Catching a cyber attack
The amount of traffic passing through network devices is enormous. This is true for the end devices – home PCs, but especially so for intermediate devices such as routers, as well as high-volume servers. Some of this traffic, such as video conferencing, needs to be sent with the highest priority, while sending files can wait. Or maybe it is torrent traffic that is clogging up a narrow channel. Or at worst, there is a network attack going on and it needs to be blocked.
Traffic analysis requires computational resources, storage space (buffer) and time – what brings latency in transmission. All of these are in short supply, especially when it comes to low-power intermediate devices. Currently, it is either relatively simple machine learning methods, which suffer from a lack of accuracy, or deep neural network methods, which require quite powerful computing stations with large amounts of memory just to deploy the infrastructure to run, let alone the analysis itself.

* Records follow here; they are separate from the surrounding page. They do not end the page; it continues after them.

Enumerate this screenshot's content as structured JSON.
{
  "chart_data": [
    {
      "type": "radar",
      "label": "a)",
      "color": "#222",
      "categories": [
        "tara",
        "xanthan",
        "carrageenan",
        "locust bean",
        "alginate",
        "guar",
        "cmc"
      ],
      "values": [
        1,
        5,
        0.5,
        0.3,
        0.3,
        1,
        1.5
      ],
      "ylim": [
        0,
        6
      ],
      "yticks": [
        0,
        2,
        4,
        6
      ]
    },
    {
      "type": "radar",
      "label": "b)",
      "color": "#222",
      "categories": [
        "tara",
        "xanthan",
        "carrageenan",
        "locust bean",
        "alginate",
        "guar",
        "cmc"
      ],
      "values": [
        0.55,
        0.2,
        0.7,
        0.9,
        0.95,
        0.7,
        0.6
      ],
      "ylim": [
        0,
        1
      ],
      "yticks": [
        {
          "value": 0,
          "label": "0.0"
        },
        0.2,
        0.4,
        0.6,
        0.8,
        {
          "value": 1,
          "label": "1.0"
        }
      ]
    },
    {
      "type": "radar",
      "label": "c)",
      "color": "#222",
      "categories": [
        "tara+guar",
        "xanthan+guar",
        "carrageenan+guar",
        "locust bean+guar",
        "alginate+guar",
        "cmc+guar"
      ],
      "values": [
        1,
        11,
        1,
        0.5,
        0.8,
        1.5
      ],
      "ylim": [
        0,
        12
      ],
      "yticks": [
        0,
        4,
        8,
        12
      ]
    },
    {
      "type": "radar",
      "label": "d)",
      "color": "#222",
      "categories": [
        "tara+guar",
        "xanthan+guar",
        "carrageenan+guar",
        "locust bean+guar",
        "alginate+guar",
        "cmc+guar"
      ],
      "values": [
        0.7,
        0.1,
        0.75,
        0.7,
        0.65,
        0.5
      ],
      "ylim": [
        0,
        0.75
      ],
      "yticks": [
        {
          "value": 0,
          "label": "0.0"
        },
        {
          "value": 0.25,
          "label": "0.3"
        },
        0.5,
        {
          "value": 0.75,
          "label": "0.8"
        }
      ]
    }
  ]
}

The idea behind the work of the team of scientists led by Ravil Nigmatullin is quite simple: generalise the Hearst exponent by adding more coefficients in order to get a more complete description of the changing data. This makes it possible to find patterns in the data that are usually considered noise and were previously impossible to analyse. In this way, it is possible to extract significant features on the fly and apply rudimentary machine learning techniques to search for network attacks. Together, they are more accurate than heavy neural networks, and the approach can be deployed on low-power intermediate devices.

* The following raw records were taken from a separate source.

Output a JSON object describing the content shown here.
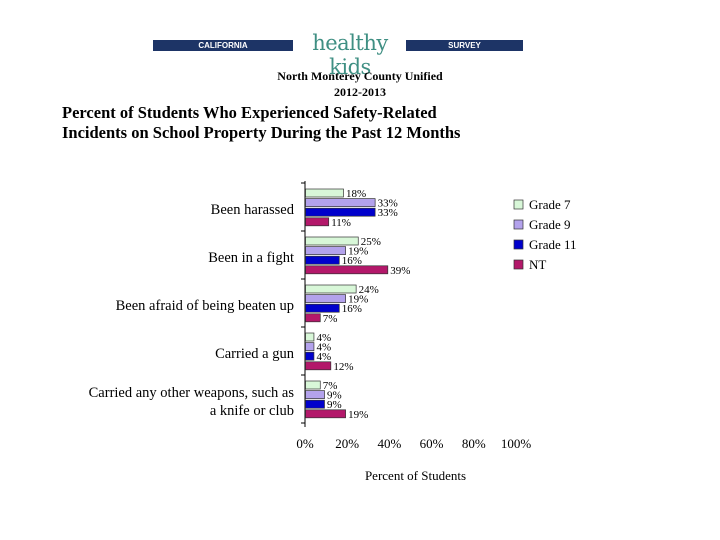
{
  "header": {
    "banner_left": "CALIFORNIA",
    "banner_logo": "healthy kids",
    "banner_right": "SURVEY",
    "district": "North Monterey County Unified",
    "year": "2012-2013"
  },
  "colors": {
    "grade7": "#d8f7d8",
    "grade9": "#b3a2ec",
    "grade11": "#0000cc",
    "nt": "#b3186a",
    "banner": "#1d3466",
    "logo": "#3f8f83"
  },
  "chart_data": {
    "type": "bar",
    "orientation": "horizontal",
    "title": "Percent of Students Who Experienced Safety-Related Incidents on School Property During the Past 12 Months",
    "title_lines": [
      "Percent of Students Who Experienced Safety-Related",
      "Incidents on School Property During the Past 12 Months"
    ],
    "xlabel": "Percent of Students",
    "xlim": [
      0,
      100
    ],
    "xticks": [
      "0%",
      "20%",
      "40%",
      "60%",
      "80%",
      "100%"
    ],
    "categories": [
      [
        "Been harassed"
      ],
      [
        "Been in a fight"
      ],
      [
        "Been afraid of being beaten up"
      ],
      [
        "Carried a gun"
      ],
      [
        "Carried any other weapons, such as",
        "a knife or club"
      ]
    ],
    "series": [
      {
        "name": "Grade 7",
        "values": [
          18,
          25,
          24,
          4,
          7
        ]
      },
      {
        "name": "Grade 9",
        "values": [
          33,
          19,
          19,
          4,
          9
        ]
      },
      {
        "name": "Grade 11",
        "values": [
          33,
          16,
          16,
          4,
          9
        ]
      },
      {
        "name": "NT",
        "values": [
          11,
          39,
          7,
          12,
          19
        ]
      }
    ],
    "legend_position": "right"
  }
}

“Noise” is something that is commonly discarded, but identifying patterns in “noise” can be very useful. For example, the scientists have analysed the thermal noise of a transmitter in a communications system. This mathematical apparatus allowed them to isolate from the data a set of parameters characterising a particular transmitter. This could be a solution to one of the cryptography problems: Alice sends messages to Bob, Chuck is an intruder who tries to impersonate Alice and send Bob a message. Bob needs to distinguish a message from Alice from a message from Chuck.
Data handling is penetrating deeply into all areas of human life, with image and speech recognition algorithms having long since moved from the realm of science fiction to something we encounter on a daily basis. This description method produces signal features that can be used in machine learning, greatly simplifying and speeding up recognition systems and improving the accuracy of decisions.